Early Friday morning, negotiators for House and Senate reached a compromise on the OTC derivatives bill. The “conference report” which reflects this compromise will be sent next week to the House and Senate to be voted upon. It is expected to pass and be signed into law by the President not later than July 4th. The differences between the bills were negotiated through the night. Though it was televised on C-SPAN, many of the amendments were not made available to the public, including the final House “offer” that contained last minute changes. As such, many of the items below are subject to confirmation upon review of the actual language.
1. Margin: A provision exempting end user transactions from margin was removed in the early Friday morning. Though regulators do not have clear authority to impose margin on end users, they do have authority to impose margin on dealers, even in a transaction with an end user. If such authority were used, cost would increase for dealers and ultimately for end users.

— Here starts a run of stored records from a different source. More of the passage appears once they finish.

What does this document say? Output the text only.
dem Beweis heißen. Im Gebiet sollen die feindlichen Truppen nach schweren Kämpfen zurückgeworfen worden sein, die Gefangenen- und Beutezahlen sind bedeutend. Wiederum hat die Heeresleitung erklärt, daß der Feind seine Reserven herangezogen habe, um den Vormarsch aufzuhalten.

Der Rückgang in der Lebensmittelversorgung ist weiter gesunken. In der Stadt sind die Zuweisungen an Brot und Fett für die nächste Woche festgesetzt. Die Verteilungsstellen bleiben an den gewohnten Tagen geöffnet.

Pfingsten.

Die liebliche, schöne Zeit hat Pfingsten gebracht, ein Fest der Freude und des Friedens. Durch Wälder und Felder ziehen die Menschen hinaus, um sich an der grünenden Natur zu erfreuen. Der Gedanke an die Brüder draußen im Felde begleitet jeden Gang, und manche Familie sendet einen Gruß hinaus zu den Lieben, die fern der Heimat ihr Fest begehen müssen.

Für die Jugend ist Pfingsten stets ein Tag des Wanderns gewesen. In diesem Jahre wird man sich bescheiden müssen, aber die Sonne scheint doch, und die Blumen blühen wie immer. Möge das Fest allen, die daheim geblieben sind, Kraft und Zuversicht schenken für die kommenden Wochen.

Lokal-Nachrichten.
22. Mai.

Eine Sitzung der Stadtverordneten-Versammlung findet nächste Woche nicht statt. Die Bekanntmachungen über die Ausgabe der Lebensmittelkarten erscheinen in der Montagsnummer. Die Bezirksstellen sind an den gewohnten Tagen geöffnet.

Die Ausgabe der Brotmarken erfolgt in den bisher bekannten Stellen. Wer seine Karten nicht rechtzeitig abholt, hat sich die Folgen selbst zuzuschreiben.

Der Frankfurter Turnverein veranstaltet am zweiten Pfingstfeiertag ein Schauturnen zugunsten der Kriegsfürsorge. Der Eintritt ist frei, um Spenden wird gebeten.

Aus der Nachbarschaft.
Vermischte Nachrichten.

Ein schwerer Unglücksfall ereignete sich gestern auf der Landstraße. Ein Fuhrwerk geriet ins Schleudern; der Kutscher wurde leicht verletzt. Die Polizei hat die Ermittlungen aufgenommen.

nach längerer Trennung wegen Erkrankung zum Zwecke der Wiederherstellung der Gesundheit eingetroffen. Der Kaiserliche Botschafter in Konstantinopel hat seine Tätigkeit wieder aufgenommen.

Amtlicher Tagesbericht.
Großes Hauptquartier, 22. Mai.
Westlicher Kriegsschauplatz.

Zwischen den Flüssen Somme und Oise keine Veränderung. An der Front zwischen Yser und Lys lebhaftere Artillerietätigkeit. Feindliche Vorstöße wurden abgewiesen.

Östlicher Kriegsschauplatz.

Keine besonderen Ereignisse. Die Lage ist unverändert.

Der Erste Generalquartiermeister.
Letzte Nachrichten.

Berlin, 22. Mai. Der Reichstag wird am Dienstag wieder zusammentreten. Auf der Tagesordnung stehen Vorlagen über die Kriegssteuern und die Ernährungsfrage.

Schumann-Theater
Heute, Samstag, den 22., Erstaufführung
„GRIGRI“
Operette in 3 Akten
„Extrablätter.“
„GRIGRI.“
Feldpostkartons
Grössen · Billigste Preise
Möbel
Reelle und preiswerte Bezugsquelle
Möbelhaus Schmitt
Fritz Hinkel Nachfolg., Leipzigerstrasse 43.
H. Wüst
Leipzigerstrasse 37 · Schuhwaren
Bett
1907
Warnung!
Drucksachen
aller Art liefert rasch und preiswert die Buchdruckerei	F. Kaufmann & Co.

2. Clearing exemption: Non-financial companies hedging their commercial risk are not required to clear or exchange trade. Private funds and any other company that is predominantly financial in nature (e.g., banks, insurance companies, etc.) will be subject to clearing and trading requirements; however, there is language that would allow the CFTC to exempt community banks from these requirements. Any entity using the clearing exemption must be hedging commercial risk and must “notify” the CFTC how they generally meet their financial obligations.
3. Grandfathering on Margin: A provision to explicitly grandfather existing trades was not included in the final bill. The CFTC has indicated that they do not believe they have legal authority to impose margin on existing trades unless that authority were explicitly granted in the legislation. However, private attorneys have challenged that analysis, so market participants will watch this issue closely. The American Bar Association believes there would be a legal challenge if regulators attempt to impose margin on existing trades.
4. Swap Desk Spin-off (Section 716): A compromise was reached that should limit the impact of this provision to products that are considered riskier. We understand that such products include those not permitted for a bank to hold under the National Bank Act, including non-cleared CDS, CDS against ABS (including subprime mortgage bonds), commodity and agriculture swaps, equity swaps, energy swaps, and metal swaps (excluding gold/silver). These products will be required to be pushed out into an affiliate. Less risky products that did not contribute to the financial crisis, including those used to hedge a bank’s risk, were allowed to stay within the depository institution. Such products include interest rate swaps, currency swaps, gold/silver swaps, and cleared investment grade CDS. The spin-off provision will be effective two years from enactment, and may allow for the grandfathering of existing trades.
5. Swap dealer: Community and regional banks that offer swaps to their commercial customers in connection with lending activity, appear to have been carved out from the swap dealer definition. We will need to confirm this.
6. FX: Foreign currency transactions will be defined as swaps and thus would fall under the regulatory regime; however, the Treasury Secretary has been granted discretion to exempt currency swaps and forwards.
7. Effective Date: The effective date has been moved out to 1 year from enactment.
8. Fiduciary duty: Banks will not be required to act as fiduciaries when facing pension plans, municipalities, and other governmental entities. However, they will be subject to a specific standard of care in their dealings. We believe these changes substantially diminish the concern that these entities would effectively be shut out from the OTC market.
9. Rulemaking: Expedited rulemaking was removed, giving companies the ability to provide public comment on rules before they are finalized.
10. Major swap participant: Employee benefit plans and captive finance arms of industrial companies were scoped out of the major swap participant definition. Captive finance arms were also carved out of the clearing requirements.
Though we now have certainty with respect to key aspects of the bill, there remains significant ambiguity over how many of the provisions will be enforced, the types of transactions that will qualify as hedges of commercial risk, the entities that will be subject to clearing and trading requirements due to the size of their portfolios, etc. Chatham, together with the Coalition for Derivatives End-Users, will play an active role in voicing end user concerns when rulemaking begins in the coming weeks and months. Additionally, we will continue to partner with you to ensure you are thoroughly equipped to successfully manage your risks in the new regulatory landscape.